Miho Sekiguchi, Shinichi Kikuchi, Robert R Myers
Spine 2004 May 15, 29 (10): 1105-11

STUDY DESIGN: An analysis of pathologic changes after different degrees of cauda equina compression.

OBJECTIVES: To explore the association between the degree of the cauda equina compression and the extent of pathologic change, expression of tumor necrosis factor (TNF-alpha), and neuropathic pain. To compare with distal nerve compression injury.

SUMMARY OF BACKGROUND DATA: Compression of the cauda equina reduces blood flow in compressed nerve roots and causes TNF-alpha expression and neuropathological change. In peripheral nerve, expression of TNF-alpha in Schwann cells is associated with primary demyelination without pain while TNF-alpha expression by macrophages is associated with axonal (Wallerian) degeneration and pain.

METHODS: Two square-shaped pieces of silicon were placed into the fourth and sixth epidural space in rats. Various sized silicon was used in each group (mild, moderate, and strong compression groups), while no silicon was used in the sham-operated group. Mechanical allodynia was determined by the von Frey test. Comparisons of the number of TNF-alpha- and apoptosis-positive cells were made using immunohistochemistry.

RESULTS: There was no significant mechanical allodynia observed in any group. Some nerve roots showed demyelination following mild cauda equina compression. Axonal degeneration was observed in the moderate and strong cauda equina compression groups. TNF-alpha-immunoreactive cells were increased in all compression groups. Apoptosis of dorsal root ganglion cells was less than apoptosis in the spinal cord.

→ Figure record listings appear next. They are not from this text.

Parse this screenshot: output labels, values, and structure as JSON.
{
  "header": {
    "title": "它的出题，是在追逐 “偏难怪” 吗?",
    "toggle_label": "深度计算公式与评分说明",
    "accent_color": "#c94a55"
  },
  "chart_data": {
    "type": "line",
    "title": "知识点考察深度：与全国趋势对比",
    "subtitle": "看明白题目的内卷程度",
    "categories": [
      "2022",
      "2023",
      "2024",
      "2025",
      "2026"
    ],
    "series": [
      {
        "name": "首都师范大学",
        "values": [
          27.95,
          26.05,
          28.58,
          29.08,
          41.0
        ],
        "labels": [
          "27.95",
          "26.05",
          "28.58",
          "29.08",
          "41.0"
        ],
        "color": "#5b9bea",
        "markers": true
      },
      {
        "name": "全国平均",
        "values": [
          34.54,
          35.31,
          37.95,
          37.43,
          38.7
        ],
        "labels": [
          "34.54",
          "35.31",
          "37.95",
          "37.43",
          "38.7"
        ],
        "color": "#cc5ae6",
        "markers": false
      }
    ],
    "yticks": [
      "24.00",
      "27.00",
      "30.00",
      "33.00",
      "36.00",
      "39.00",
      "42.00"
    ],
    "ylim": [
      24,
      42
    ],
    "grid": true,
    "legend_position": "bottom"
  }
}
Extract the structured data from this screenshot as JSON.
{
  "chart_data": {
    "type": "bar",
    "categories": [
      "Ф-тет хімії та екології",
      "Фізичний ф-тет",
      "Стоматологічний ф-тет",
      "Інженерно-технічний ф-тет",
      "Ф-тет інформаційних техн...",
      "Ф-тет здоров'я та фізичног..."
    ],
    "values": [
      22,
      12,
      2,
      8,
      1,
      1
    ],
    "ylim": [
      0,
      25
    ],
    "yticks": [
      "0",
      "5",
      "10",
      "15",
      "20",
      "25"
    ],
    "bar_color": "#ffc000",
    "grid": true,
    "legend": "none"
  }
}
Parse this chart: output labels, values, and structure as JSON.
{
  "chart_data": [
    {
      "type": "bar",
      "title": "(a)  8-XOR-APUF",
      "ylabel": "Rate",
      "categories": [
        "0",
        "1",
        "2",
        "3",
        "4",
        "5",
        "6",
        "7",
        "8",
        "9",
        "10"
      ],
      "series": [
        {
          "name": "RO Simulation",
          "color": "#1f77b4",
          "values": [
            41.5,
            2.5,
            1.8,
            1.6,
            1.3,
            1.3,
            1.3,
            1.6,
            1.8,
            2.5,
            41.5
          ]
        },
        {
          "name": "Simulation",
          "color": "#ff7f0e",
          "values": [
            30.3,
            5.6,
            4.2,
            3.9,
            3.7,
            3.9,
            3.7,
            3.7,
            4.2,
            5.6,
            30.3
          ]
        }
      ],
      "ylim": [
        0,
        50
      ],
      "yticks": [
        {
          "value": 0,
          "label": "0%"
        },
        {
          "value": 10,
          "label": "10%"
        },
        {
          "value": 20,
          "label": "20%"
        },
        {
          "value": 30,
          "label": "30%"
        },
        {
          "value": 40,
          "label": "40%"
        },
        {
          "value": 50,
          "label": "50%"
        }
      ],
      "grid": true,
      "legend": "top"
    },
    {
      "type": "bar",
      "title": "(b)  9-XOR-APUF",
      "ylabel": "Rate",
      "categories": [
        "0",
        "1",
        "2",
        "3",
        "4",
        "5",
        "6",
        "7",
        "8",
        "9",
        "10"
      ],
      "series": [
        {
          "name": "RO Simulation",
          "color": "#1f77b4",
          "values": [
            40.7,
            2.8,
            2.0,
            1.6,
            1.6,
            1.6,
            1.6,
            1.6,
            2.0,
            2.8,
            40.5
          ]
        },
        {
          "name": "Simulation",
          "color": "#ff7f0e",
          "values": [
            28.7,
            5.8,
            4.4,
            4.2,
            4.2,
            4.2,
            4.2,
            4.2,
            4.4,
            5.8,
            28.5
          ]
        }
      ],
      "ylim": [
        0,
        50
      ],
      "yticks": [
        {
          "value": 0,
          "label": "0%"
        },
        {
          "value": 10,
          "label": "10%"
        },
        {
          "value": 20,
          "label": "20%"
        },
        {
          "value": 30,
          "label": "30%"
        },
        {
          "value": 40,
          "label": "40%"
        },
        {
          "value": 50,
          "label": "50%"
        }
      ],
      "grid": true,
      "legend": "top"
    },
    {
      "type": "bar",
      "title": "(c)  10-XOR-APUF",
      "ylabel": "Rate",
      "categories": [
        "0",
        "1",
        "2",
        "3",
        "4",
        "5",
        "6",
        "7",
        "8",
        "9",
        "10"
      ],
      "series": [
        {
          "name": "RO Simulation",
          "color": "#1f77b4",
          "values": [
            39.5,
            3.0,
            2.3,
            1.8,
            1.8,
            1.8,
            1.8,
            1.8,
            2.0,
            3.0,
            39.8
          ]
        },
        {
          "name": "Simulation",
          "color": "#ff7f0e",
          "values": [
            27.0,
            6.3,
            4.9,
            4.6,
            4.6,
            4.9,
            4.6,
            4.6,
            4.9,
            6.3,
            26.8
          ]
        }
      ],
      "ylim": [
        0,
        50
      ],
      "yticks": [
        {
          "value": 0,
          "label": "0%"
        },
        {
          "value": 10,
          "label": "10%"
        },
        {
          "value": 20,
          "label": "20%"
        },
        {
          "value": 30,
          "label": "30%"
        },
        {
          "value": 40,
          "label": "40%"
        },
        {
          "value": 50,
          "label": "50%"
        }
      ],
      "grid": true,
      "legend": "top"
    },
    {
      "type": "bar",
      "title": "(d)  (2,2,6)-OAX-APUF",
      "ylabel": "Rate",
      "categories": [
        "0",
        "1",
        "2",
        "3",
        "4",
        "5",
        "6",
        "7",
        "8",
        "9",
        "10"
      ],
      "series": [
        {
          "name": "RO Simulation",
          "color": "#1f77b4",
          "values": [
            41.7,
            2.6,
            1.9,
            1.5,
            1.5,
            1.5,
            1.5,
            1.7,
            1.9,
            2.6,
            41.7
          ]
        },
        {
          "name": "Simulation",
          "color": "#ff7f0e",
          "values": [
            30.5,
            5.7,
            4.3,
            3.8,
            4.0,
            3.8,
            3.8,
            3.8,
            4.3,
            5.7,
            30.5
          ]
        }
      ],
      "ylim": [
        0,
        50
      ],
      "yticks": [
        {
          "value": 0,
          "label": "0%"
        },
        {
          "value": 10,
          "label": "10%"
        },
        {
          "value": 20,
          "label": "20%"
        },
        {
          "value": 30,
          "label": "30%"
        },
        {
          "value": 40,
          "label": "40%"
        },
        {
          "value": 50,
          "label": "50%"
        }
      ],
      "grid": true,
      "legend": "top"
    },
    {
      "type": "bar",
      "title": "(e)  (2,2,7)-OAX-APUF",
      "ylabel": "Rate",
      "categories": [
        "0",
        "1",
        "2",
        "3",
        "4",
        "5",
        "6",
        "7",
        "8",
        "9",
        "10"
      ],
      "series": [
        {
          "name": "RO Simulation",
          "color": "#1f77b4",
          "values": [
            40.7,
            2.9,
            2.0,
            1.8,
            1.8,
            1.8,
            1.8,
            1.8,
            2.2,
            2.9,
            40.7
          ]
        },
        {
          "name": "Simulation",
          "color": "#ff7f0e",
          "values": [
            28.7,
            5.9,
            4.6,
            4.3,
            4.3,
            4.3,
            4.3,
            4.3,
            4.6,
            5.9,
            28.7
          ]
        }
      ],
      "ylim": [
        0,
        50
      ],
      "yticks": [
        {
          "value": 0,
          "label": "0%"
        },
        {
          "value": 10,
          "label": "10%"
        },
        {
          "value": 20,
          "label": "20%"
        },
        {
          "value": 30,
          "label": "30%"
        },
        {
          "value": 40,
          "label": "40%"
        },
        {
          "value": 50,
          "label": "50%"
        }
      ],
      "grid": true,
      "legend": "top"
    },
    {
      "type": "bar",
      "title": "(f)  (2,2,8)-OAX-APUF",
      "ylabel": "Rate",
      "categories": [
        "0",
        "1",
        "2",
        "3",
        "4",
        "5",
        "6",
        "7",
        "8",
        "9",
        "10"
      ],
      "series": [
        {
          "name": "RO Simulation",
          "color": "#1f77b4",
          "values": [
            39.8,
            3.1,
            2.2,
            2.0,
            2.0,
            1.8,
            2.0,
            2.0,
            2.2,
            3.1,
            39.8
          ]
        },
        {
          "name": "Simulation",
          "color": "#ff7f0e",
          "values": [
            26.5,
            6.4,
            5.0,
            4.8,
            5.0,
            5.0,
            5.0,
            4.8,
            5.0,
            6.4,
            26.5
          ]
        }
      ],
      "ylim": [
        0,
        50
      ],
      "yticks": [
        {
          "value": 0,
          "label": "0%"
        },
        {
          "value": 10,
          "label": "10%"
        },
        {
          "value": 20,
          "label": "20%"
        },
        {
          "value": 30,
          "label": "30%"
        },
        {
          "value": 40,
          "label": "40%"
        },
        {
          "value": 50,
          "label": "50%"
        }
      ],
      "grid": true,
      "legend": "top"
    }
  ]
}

CONCLUSION: Mild cauda equina compression induces TNF-alpha expression and demyelination. Moderate and strong cauda equina compression induces TNF-alpha expression and degeneration associated with macrophage invasion. Neither demyelination nor degeneration in the cauda equina induced mechanical allodynia. Nerve lesions proximal to the dorsal root ganglion do not produce significant mechanical allodynia. Dorsal root ganglion apoptosis may be important for pain.